2 min read

Finding My Margin

Margin is the opposite of overload. If we are overloaded we have no margin.

A month ago, I was feeling good about the direction I was heading with my life. Little did I know that within a week of me hitting the publish button on Looking Forward to 2018 my work life would change dramatically. My workload tripled overnight. Not necessarily a bad change, but it was quite dramatic.

Over the past four weeks, I’ve been quite busy with work and trying to squeeze in things when I can. With the limited time I had available it meant pushing some things to the side, including my writing. I’m a little disappointed that I wasn’t able to maintain the writing goals I had set out, but at the same time, I feel content.

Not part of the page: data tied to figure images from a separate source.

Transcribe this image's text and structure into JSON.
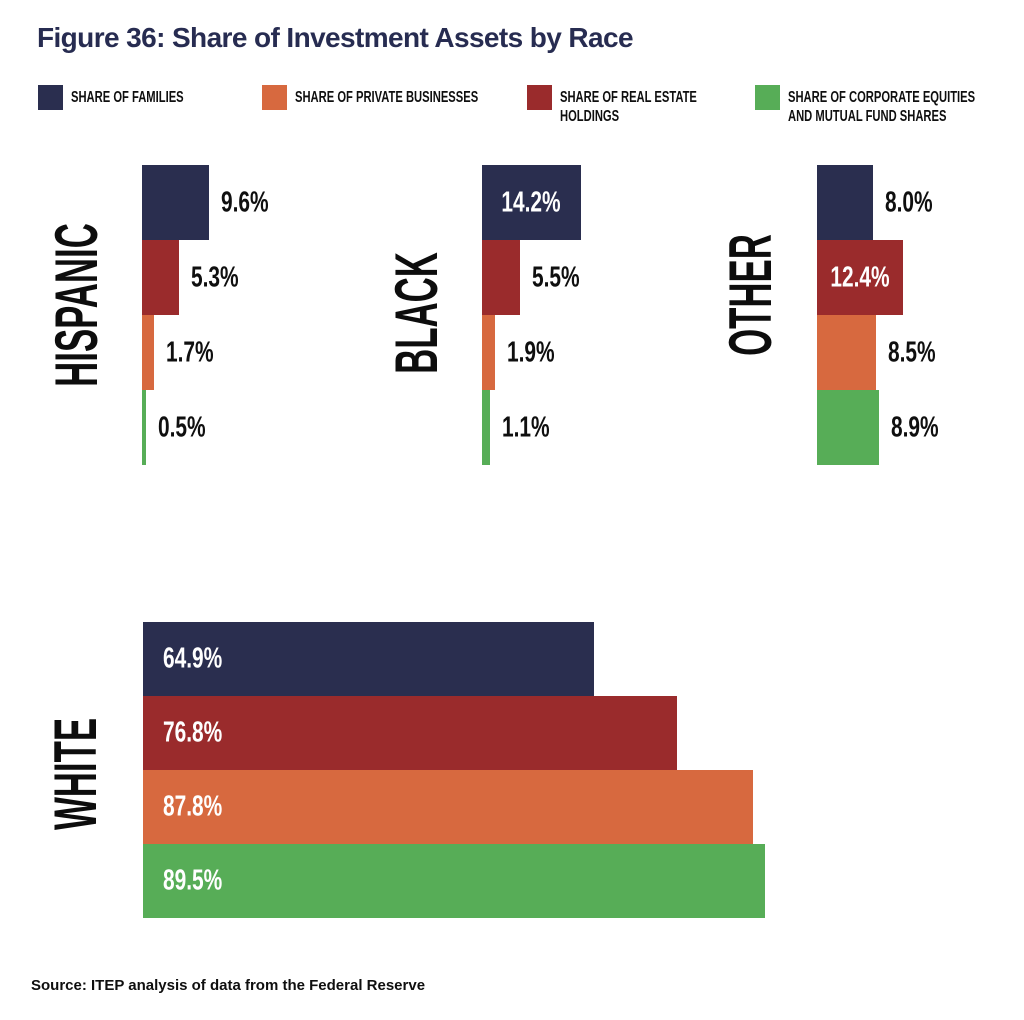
{
  "title": "Figure 36: Share of Investment Assets by Race",
  "source_note": "Source: ITEP analysis of data from the Federal Reserve",
  "colors": {
    "navy": "#2a2e4f",
    "red": "#9a2b2c",
    "orange": "#d7693f",
    "green": "#57ad57",
    "title_text": "#272c51",
    "text": "#0f0f0f",
    "inside_label_text": "#ffffff",
    "background": "#ffffff"
  },
  "legend": {
    "items": [
      {
        "label": "SHARE OF FAMILIES",
        "color": "navy"
      },
      {
        "label": "SHARE OF PRIVATE BUSINESSES",
        "color": "orange"
      },
      {
        "label": "SHARE OF REAL ESTATE HOLDINGS",
        "color": "red"
      },
      {
        "label": "SHARE OF CORPORATE EQUITIES AND MUTUAL FUND SHARES",
        "color": "green"
      }
    ]
  },
  "chart_data": {
    "type": "bar",
    "orientation": "horizontal",
    "unit": "percent",
    "axes": "none",
    "legend_position": "top",
    "series": [
      {
        "name": "Share of Families",
        "color": "navy"
      },
      {
        "name": "Share of Real Estate Holdings",
        "color": "red"
      },
      {
        "name": "Share of Private Businesses",
        "color": "orange"
      },
      {
        "name": "Share of Corporate Equities and Mutual Fund Shares",
        "color": "green"
      }
    ],
    "bar_order_note": "Within each race group bars are stacked top-to-bottom: Families (navy), Real Estate Holdings (red), Private Businesses (orange), Corporate Equities and Mutual Fund Shares (green)",
    "groups": [
      {
        "category": "HISPANIC",
        "values": [
          9.6,
          5.3,
          1.7,
          0.5
        ],
        "labels": [
          "9.6%",
          "5.3%",
          "1.7%",
          "0.5%"
        ],
        "label_style": [
          "out",
          "out",
          "out",
          "out"
        ]
      },
      {
        "category": "BLACK",
        "values": [
          14.2,
          5.5,
          1.9,
          1.1
        ],
        "labels": [
          "14.2%",
          "5.5%",
          "1.9%",
          "1.1%"
        ],
        "label_style": [
          "in-center",
          "out",
          "out",
          "out"
        ]
      },
      {
        "category": "OTHER",
        "values": [
          8.0,
          12.4,
          8.5,
          8.9
        ],
        "labels": [
          "8.0%",
          "12.4%",
          "8.5%",
          "8.9%"
        ],
        "label_style": [
          "out",
          "in-center",
          "out",
          "out"
        ]
      },
      {
        "category": "WHITE",
        "values": [
          64.9,
          76.8,
          87.8,
          89.5
        ],
        "labels": [
          "64.9%",
          "76.8%",
          "87.8%",
          "89.5%"
        ],
        "label_style": [
          "in-left",
          "in-left",
          "in-left",
          "in-left"
        ]
      }
    ]
  }
}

I don’t feel completely exhausted from the work, and don’t feel like I’m losing who I am through it. I am tired at times, yes, but not burnt out. I believe part of the reason for this is by creating the margin for myself to operate in. I had already pared back some of my viewing habits in the previous months to create some space in order to create; now, I am using that space to continue doing the work.

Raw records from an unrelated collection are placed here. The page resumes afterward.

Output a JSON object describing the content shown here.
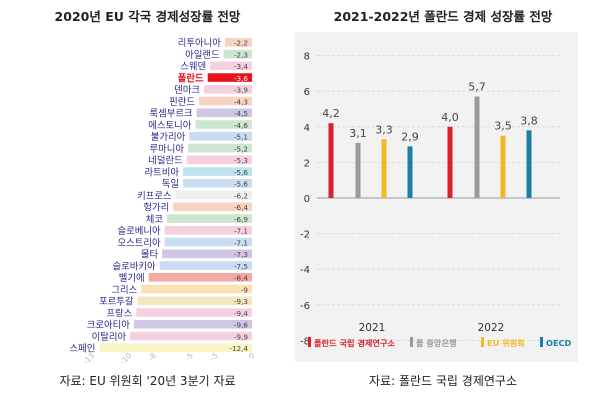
{
  "left": {
    "title": "2020년 EU 각국 경제성장률 전망",
    "source": "자료: EU 위원회 '20년 3분기 자료"
  },
  "right": {
    "title": "2021-2022년 폴란드 경제 성장률 전망",
    "source": "자료: 폴란드 국립 경제연구소"
  },
  "colors": {
    "poland_bar": "#e8141b",
    "poland_label": "#e8141b",
    "country_label": "#2a2a8a",
    "grey_series": "#9a9a9a",
    "yellow_series": "#f2b824",
    "blue_series": "#1b7fa6",
    "red_series": "#d9212c",
    "right_background": "#f2f2f2"
  },
  "chart_data": [
    {
      "type": "bar",
      "orientation": "horizontal",
      "title": "2020년 EU 각국 경제성장률 전망",
      "categories": [
        "리투아니아",
        "아일랜드",
        "스웨덴",
        "폴란드",
        "덴마크",
        "핀란드",
        "룩셈부르크",
        "에스토니아",
        "불가리아",
        "루마니아",
        "네덜란드",
        "라트비아",
        "독일",
        "키프로스",
        "헝가리",
        "체코",
        "슬로베니아",
        "오스트리아",
        "몰타",
        "슬로바키아",
        "벨기에",
        "그리스",
        "포르투갈",
        "프랑스",
        "크로아티아",
        "이탈리아",
        "스페인"
      ],
      "values": [
        -2.2,
        -2.3,
        -3.4,
        -3.6,
        -3.9,
        -4.3,
        -4.5,
        -4.6,
        -5.1,
        -5.2,
        -5.3,
        -5.6,
        -5.6,
        -6.2,
        -6.4,
        -6.9,
        -7.1,
        -7.1,
        -7.3,
        -7.5,
        -8.4,
        -9,
        -9.3,
        -9.4,
        -9.6,
        -9.9,
        -12.4
      ],
      "value_labels": [
        "-2,2",
        "-2,3",
        "-3,4",
        "-3,6",
        "-3,9",
        "-4,3",
        "-4,5",
        "-4,6",
        "-5,1",
        "-5,2",
        "-5,3",
        "-5,6",
        "-5,6",
        "-6,2",
        "-6,4",
        "-6,9",
        "-7,1",
        "-7,1",
        "-7,3",
        "-7,5",
        "-8,4",
        "-9",
        "-9,3",
        "-9,4",
        "-9,6",
        "-9,9",
        "-12,4"
      ],
      "bar_colors": [
        "#f9d3c2",
        "#cce6cf",
        "#f6d0df",
        "#e8141b",
        "#f6d0df",
        "#f9d3c2",
        "#cfc6e6",
        "#cce6cf",
        "#c9dcf0",
        "#cce6cf",
        "#f6d0df",
        "#bfe3ee",
        "#c9dcf0",
        "#eeeeee",
        "#f9d3c2",
        "#cce6cf",
        "#f6d0df",
        "#c9dcf0",
        "#cfc6e6",
        "#c9dcf0",
        "#f4a9a4",
        "#fae0b6",
        "#f3e7bd",
        "#f6d0df",
        "#cfc6e6",
        "#f6d0df",
        "#fbf5c5"
      ],
      "highlight": "폴란드",
      "x_ticks": [
        "-13",
        "-10",
        "-8",
        "-5",
        "-3",
        "0"
      ],
      "xlim": [
        -13,
        0
      ]
    },
    {
      "type": "bar",
      "title": "2021-2022년 폴란드 경제 성장률 전망",
      "categories": [
        "2021",
        "2022"
      ],
      "series": [
        {
          "name": "폴란드 국립 경제연구소",
          "values": [
            4.2,
            4.0
          ],
          "labels": [
            "4,2",
            "4,0"
          ],
          "color": "#d9212c"
        },
        {
          "name": "폴 중앙은행",
          "values": [
            3.1,
            5.7
          ],
          "labels": [
            "3,1",
            "5,7"
          ],
          "color": "#9a9a9a"
        },
        {
          "name": "EU 위원회",
          "values": [
            3.3,
            3.5
          ],
          "labels": [
            "3,3",
            "3,5"
          ],
          "color": "#f2b824"
        },
        {
          "name": "OECD",
          "values": [
            2.9,
            3.8
          ],
          "labels": [
            "2,9",
            "3,8"
          ],
          "color": "#1b7fa6"
        }
      ],
      "y_ticks": [
        "8",
        "6",
        "4",
        "2",
        "0",
        "-2",
        "-4",
        "-6",
        "-8"
      ],
      "ylim": [
        -8,
        8
      ],
      "legend_position": "bottom",
      "grid": true
    }
  ]
}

I’m beginning to understand how margin affects my life. I have some time to work with and try to use that time the best I can to be productive or creative. I don’t need to try and do everything completely or even a bit of everything. I have been feeling good by completing a few tasks during that time and leaving the rest for another day.

During the latest episode of Fits + Starts, I listened to the hosts discuss time. One of the hosts discussed how he treats time in quite a different way. For most people, time is a limited resource. There are only so many hours in a day, so many days in a lifetime. Most people want to spend more time doing things they enjoy and that will lead to better experiences.

This host approaches it in a different way where time doesn’t create value, you create your own value in that time. Binge watching a show on Netflix may make you feel a wave of emotions, but you also spent six hours doing it. You could generate those same emotions by watching one Olympic event or a shorter movie. Investing more time into something doesn’t necessarily enhance the experience. In most cases, the reward at the end may be seen as less significant.

Because of the limited free time I have, I have been trying to do things that generate more satisfaction when they are done. Watching higher quality programming, or digging into good books instead of browsing online for example. I generally devote more time into my writing by refining things multiple times or taking more time to think and research. I’m not able to string multiple days in a row to focus on one project now. Instead, I’m going to try and create the best I can in the time I have available.

The main thing will be maintaining that margin and not shortening it by trying to do too much each day. Burning myself out will be the last thing I need in my life right now. Keep that space for myself and use it the best I can on a daily basis.